IAS Fellow at Trevelyan College, Durham University (January – March 2010)

Surajit Sarkar has worked as a video filmmaker since 1991, creating television shows, documentary and educational films. His films have been recognised, screened and received awards, nationally and internationally.

Since 2001, Sarkar has been a member of the New Delhi-based “Deep Fried Jam” performance group as a video artist for multimedia stage and off-stage performances. He has worked with theatre and arts students in India and abroad, and with artists, musicians and video professionals working in small towns within India. In 2004, he co-founded a travelling video+arts initiative, the Catapult Arts Caravan, that has been working to catalyse public participation in civic debate in rural areas and small towns. Performers and performances of the Caravan see art, knowledge and technology as inter-related, with a focus on local resources and capabilities.

Partnering with community organizations and local artist networks, the Caravan performances use digital media to introduce participants to a new kind of storytelling. Beginning with the theme of Ising-i-Waapham (A Question of Water) in the Imphal valley of North East India, the shows have since expanded to include other sites of contestation like Land and Forest. Public discussion is designed to be part of the performance and exhibition, which combines digital audio-video technologies with local arts like storytelling, song, music, theatre, pottery and painting. By integrating these, the Caravan “re-presents” the local in the networked age by “re-assembling” elements of arts practice with widespread socio-cultural and technological change in India today.

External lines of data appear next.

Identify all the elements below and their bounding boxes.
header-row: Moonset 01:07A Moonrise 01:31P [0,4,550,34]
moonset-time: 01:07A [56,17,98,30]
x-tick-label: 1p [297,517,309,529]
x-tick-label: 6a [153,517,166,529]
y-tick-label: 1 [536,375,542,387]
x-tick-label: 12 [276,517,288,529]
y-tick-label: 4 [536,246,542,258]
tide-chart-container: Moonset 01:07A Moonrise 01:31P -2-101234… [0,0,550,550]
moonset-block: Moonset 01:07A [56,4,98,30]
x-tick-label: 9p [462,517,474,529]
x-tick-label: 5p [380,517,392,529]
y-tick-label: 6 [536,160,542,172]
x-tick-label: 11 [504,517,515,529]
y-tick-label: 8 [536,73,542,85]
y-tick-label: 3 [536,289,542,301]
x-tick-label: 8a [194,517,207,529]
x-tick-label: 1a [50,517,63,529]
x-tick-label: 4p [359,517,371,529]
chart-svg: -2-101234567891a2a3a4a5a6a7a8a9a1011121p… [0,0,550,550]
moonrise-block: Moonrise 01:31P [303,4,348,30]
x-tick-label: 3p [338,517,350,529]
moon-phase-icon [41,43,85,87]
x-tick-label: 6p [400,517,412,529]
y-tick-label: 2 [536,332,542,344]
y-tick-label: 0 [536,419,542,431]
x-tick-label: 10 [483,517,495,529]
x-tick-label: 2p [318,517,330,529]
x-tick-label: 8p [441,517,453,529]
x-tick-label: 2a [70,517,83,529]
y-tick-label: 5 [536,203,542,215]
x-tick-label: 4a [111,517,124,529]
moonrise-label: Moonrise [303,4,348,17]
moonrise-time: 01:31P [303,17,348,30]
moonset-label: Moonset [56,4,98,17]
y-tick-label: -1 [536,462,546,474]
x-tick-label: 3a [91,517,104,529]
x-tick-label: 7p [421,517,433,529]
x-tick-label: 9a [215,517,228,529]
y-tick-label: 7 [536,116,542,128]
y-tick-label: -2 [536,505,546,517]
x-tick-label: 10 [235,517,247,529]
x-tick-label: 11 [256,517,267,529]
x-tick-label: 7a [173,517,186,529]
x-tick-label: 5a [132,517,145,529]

Surajit Sarkar is also a founder member of the ‘Museum of Memory’ project. He is working with a network of individuals and organisations in Central India, to collect testimonies of rural change around land, forest and water (Jal-Jangal-Zameen). The focus is on recording personal histories and individual understandings, in communities in danger of losing their spoken language and associated knowledge and cultures.

Surajit Sarkar has also participated in electronic arts residencies in North America and India, and worked as a visiting professor of video in India and the USA. He has been on a Communications Advisory Panel for Civil Society groups, on the Public Advisory Board, Cultural Anthropology and is currently Lead Consultant for an Oral Knowledge Archive (NASSCOM Digital India).

In a previous incarnation, Surajit Sarkar wrote a set of mathematics teaching textbooks for the Indira Gandhi National Open University, New Delhi. His other writings include short stories, writings on education, technology and culture in various magazines and journals, from the Indian Institute of Advanced Study, and SOAS among others.

During his time at the IAS, he will be drawing upon notes, recordings and memory, to write about the experience and process of creation, and responses to local video documentary and ‘digital’ folk art performances. Of special interest are multiple perceptions of a shared space and ecology, evoked and articulated before, during and after the public performances and multimedia art installations of the Catapult Arts Caravan travelling through rural North East and Central India from 2004-09.